The Death Mask is a 1914 American short drama film directed and produced by Thomas H. Ince and featuring Sessue Hayakawa and Tsuru Aoki in prominent roles.

== Plot ==
According to a film magazine, "Running Wolf, the son of the High Chief of a Southland tribe, is fascinated by the vision of an Indian maiden which appears to him at intervals. He repulses gently the advances of Nona, a maiden of his own tribe, to the sorrow of his father. One Bear, an exhausted Indian, staggers into the camp and tells them of a tribe of fierce Indians far to the north, called the Tribe of the Three Brothers. He also describes a beautiful Indian girl whom Running Wolf recognizes as the girl of his dreams.

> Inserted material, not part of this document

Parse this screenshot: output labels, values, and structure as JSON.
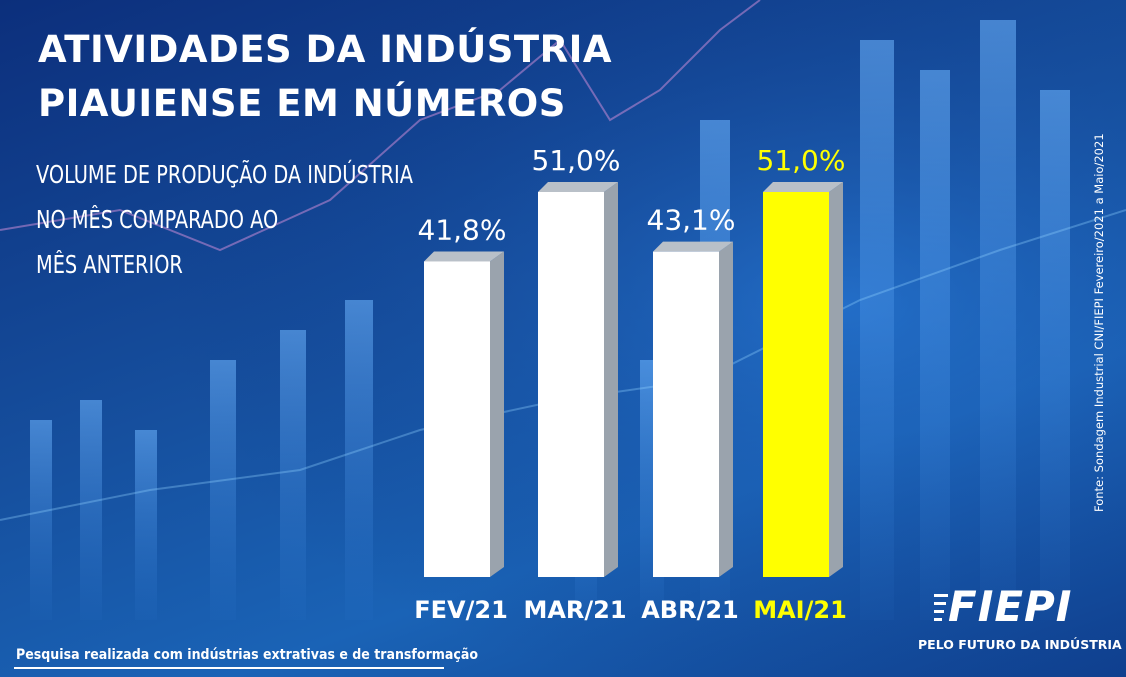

He journeys north to secure the Indian maid. He arrives, defeats the two brothers in battle, and the Indians calls upon the third terrible brother who always wears a grotesque mask over his face and whom they regard with superstitious awe. Running Wolf previously sheltered the Indian princess who was lost in a rain storm. The terrible third brother appears on the scene, but Running Wolf makes a dash for him and he retreats. The chase leads into the forest, where Running Wolf unmasks the mysterious personage and reveals the face of Nona, the maiden of his own tribe. They make their escape back to the village of his father."

== Censorship ==
The Chicago Board of Censors cut out scenes of stabbing during a duel and the wiping of blood from knives.